(Washington) En jeu, l’approvisionnement en maïs, en carburants, et même l’eau potable… Le président Joe Biden tente d’éviter une grève du fret ferroviaire qui ferait dérailler l’économie américaine en plus d’être un échec politique personnel.

« Le président est directement impliqué » dans ce dossier, a dit sa porte-parole Karine Jean-Pierre mardi, en refusant toutefois de donner le moindre détail sur cette implication.

Dans un pays où environ 28 % des marchandises sont transportées par rail, selon une statistique officielle datant de 2019, une paralysie serait « inacceptable à cause de l’impact que cela aurait sur l’emploi, les ménages, les exploitations agricoles, les entreprises et les communautés de ce pays », a-t-elle dit en appelant les partenaires sociaux à négocier « de bonne foi ».

Faute d’accord d’ici le 9 décembre, voire le 5 décembre selon les calendriers des diverses parties prenantes, la première économie mondiale pourrait connaître une grève susceptible de mettre à l’arrêt près de 7000 trains de fret, et de lui coûter plus de 2 milliards de dollars par jour, selon l’Association américaine des chemins de fer.

Un mouvement social d’ampleur affecterait une multitude de secteurs, et jusqu’à l’approvisionnement en eau potable, puisque les produits chimiques utilisés pour le traitement des eaux usées, entre autres, sont majoritairement acheminés par train.

Une grève du fret aurait aussi des répercussions sur le transport de passagers, parce que certains trains de passagers empruntent des voies appartenant aux compagnies de fret.

Cette menace de grève trouve son origine dans un processus de négociations complexe, impliquant 12 syndicats et leurs employeurs, et dans lequel Joe Biden a mis tout son poids politique.

Le risque d’un conflit social d’ampleur existe en réalité depuis des mois et la Maison-Blanche avait déjà évité, de justesse, une grève en septembre.

Biden a-t-il parlé trop vite ?

Le président américain avait même accueilli des partenaires sociaux dans son célèbre bureau Ovale le 15 septembre pour se féliciter de la conclusion d’un accord de principe, après des heures de discussions acharnées ayant buté en particulier sur la question des arrêts maladie.

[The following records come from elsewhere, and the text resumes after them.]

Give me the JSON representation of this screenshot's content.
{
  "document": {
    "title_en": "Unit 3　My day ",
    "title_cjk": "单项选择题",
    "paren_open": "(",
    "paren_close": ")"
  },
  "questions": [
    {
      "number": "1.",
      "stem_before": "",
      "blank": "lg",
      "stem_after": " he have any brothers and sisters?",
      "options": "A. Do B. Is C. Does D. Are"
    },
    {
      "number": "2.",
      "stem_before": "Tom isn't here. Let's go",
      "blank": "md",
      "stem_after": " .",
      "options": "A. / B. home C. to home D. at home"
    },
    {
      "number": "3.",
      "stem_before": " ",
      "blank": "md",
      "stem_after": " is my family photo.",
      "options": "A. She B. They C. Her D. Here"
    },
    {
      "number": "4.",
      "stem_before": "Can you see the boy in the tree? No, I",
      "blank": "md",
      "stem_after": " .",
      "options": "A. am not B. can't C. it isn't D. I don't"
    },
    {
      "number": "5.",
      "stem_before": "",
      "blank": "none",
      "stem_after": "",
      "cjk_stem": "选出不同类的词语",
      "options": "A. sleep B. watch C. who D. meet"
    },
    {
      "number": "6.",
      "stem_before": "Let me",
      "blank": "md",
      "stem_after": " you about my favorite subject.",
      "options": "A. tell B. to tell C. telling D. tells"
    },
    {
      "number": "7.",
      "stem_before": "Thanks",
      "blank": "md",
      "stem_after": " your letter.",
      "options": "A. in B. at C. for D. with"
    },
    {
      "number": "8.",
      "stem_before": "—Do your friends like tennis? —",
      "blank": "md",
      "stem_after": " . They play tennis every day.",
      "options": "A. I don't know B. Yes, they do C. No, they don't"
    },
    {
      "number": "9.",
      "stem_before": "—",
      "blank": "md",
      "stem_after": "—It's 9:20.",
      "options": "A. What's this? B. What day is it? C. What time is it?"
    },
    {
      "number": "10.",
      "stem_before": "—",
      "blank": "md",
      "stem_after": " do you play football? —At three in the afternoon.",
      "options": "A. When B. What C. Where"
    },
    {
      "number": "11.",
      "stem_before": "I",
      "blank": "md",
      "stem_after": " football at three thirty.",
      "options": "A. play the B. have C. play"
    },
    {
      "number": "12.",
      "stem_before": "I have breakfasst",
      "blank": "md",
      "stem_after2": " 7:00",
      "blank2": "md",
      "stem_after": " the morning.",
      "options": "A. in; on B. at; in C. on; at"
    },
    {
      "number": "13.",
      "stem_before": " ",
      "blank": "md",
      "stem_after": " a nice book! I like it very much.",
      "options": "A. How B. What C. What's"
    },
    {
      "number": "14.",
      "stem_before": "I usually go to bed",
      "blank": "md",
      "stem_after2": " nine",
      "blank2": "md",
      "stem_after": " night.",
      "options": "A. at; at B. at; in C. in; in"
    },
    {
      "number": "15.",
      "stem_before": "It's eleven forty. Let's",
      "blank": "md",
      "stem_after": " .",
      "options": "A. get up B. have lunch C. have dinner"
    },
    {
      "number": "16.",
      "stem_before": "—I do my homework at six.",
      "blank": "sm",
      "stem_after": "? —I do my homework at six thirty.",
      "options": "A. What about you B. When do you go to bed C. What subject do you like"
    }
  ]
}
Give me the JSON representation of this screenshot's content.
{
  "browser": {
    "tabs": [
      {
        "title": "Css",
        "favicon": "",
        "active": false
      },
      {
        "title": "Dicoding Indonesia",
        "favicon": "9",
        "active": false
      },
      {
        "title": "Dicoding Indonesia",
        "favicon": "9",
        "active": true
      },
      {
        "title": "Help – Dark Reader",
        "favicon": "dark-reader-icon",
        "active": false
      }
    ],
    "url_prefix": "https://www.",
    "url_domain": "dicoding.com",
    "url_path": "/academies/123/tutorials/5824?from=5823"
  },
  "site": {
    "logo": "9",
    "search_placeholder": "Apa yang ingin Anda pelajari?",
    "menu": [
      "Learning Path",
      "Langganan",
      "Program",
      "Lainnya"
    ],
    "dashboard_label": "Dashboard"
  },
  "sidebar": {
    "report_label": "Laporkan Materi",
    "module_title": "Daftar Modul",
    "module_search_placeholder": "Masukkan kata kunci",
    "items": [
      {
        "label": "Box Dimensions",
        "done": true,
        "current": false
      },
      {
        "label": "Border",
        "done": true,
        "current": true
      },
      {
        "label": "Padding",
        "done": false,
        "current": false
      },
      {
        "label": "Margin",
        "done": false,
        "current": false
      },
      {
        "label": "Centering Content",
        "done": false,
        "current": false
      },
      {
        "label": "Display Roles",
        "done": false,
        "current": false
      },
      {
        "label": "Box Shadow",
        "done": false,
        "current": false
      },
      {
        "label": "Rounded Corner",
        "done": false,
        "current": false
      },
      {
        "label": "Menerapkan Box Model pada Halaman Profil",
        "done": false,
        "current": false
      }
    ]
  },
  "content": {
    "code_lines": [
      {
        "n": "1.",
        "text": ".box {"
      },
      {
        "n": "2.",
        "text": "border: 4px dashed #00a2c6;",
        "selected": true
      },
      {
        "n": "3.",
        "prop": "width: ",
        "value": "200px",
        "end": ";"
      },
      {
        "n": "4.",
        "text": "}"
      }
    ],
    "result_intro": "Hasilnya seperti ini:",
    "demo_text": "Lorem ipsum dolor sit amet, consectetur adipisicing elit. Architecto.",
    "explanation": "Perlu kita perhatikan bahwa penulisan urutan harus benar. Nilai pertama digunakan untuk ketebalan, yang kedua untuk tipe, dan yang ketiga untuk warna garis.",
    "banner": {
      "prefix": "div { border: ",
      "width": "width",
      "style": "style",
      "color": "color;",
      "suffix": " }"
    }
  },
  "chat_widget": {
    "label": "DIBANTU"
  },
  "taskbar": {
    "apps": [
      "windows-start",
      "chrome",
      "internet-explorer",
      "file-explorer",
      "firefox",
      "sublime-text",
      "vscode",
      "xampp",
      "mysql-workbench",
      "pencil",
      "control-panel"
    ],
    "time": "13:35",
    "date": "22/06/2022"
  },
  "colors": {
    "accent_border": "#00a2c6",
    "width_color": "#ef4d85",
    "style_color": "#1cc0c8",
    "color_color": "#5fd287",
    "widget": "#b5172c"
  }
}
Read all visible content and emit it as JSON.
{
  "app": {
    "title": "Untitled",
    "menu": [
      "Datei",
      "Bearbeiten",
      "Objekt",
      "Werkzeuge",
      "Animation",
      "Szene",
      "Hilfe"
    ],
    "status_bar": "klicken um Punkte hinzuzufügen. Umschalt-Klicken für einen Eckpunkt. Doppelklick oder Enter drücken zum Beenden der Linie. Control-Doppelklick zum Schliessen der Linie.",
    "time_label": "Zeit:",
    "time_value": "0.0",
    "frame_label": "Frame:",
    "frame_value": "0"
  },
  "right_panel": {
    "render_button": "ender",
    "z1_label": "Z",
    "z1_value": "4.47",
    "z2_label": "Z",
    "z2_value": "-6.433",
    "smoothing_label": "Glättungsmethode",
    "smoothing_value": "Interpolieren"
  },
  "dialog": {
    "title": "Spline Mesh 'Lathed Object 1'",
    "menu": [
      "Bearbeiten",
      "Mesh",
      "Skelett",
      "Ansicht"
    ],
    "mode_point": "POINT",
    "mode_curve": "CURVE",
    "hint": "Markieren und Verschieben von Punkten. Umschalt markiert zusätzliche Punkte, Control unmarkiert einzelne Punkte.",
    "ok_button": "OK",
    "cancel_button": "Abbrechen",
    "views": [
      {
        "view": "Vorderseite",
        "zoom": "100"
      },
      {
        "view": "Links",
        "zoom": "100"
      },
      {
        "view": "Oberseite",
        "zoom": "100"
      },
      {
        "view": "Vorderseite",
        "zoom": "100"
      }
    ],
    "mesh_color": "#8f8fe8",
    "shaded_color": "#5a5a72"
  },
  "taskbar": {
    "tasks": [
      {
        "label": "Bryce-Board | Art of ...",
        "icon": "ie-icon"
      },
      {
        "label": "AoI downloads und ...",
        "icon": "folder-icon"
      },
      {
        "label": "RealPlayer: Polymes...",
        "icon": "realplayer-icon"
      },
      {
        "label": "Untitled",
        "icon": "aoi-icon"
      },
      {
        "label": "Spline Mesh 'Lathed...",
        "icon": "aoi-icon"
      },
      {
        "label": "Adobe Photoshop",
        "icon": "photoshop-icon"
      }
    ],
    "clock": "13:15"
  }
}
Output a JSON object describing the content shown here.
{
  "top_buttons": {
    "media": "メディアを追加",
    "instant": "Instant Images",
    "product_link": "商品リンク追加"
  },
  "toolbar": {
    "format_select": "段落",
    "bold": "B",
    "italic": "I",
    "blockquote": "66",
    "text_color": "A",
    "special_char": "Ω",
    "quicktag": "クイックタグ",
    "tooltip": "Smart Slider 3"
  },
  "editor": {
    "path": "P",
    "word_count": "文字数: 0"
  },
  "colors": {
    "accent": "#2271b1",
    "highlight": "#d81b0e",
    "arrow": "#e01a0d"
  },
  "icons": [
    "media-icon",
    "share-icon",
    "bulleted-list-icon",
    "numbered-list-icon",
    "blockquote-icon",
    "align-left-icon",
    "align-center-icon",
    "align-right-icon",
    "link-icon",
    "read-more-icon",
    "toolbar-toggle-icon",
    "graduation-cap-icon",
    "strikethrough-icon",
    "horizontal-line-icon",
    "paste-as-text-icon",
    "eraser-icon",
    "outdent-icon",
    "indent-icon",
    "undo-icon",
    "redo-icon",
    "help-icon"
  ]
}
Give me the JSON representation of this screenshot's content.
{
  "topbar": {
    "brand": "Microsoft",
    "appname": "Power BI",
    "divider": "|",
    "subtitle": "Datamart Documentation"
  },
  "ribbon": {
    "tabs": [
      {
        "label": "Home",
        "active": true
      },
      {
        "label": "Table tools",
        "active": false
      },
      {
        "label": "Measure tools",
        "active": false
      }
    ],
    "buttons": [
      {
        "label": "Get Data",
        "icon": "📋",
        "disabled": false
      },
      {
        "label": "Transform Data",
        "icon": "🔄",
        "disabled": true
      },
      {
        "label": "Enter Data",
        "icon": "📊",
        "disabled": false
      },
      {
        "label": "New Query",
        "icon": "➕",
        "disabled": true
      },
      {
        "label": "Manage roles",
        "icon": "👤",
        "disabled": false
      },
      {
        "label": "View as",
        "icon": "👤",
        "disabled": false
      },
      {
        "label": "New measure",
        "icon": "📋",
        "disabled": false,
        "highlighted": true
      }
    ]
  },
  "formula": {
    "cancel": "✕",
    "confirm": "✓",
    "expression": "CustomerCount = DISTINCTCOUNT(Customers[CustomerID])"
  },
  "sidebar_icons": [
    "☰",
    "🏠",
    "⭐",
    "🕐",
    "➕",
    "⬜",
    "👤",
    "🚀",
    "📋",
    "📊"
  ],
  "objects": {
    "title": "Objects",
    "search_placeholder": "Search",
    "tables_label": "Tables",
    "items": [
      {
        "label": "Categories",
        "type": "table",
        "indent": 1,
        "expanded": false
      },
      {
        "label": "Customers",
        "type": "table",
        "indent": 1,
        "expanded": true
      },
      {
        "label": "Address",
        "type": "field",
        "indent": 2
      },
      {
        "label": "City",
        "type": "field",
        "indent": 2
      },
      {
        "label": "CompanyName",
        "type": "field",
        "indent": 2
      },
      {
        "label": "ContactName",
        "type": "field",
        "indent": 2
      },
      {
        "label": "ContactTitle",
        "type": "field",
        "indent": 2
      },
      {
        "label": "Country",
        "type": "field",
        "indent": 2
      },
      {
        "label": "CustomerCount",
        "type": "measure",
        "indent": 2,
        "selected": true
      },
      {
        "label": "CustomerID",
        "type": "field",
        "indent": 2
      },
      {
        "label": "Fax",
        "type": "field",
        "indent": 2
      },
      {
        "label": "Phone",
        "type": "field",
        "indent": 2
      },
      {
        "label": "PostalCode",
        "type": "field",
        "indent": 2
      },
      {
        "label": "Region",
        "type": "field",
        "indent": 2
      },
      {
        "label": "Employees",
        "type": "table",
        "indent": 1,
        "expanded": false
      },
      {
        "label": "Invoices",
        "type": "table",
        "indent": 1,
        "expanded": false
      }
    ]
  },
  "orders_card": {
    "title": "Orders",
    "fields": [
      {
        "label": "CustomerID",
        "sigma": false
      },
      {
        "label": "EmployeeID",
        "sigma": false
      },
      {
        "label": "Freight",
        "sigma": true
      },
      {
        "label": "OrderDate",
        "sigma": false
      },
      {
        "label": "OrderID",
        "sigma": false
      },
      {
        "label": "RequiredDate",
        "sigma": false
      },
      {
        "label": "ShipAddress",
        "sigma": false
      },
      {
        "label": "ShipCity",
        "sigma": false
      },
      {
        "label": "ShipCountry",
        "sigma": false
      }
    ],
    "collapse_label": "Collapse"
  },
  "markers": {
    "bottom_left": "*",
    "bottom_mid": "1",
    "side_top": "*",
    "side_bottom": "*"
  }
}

Il avait même parlé d’une « victoire pour l’Amérique » lors d’un discours aux accents triomphants dans la roseraie de la Maison-Blanche.

Joe Biden s’est-il réjoui trop vite ? Cet accord de principe, dont il s’est attribué en partie le mérite, devait encore être ratifié par les membres des syndicats en question, or sur les 12 organisations concernées, 4 n’en veulent pas jusqu’ici.

Il reste encore deux semaines pour trouver malgré tout un accord avec les employeurs.

Si ce n’était pas le cas, et même si un seul syndicat se mettait en grève, les autres suivraient le mouvement.

La situation est fort délicate pour Joe Biden. Le président américain – grand partisan du transport ferroviaire, lui qui voyageait en train entre Washington et sa famille restée dans le Delaware (nord-est) quand il était sénateur – ne perd jamais une occasion d’affirmer, en général, son soutien aux syndicats.

Mais il ne peut pas se permettre, à un moment où l’inflation flambe déjà aux États-Unis, et avant les fêtes de fin d’année, des problèmes majeurs d’approvisionnement.

Alors que le démocrate de 79 ans réfléchit à une candidature à la présidentielle de 2024, une grève du rail pourrait compromettre l’élan politique qu’il a retrouvé depuis les élections législatives du 8 novembre, qui n’ont pas tourné au triomphe espéré pour l’opposition républicaine.

Une autre possibilité – dont la Maison-Blanche ne veut toutefois pas entendre parler pour l’instant – serait une intervention du Congrès, auquel une loi de 1926 donne des prérogatives pour empêcher une grève ferroviaire.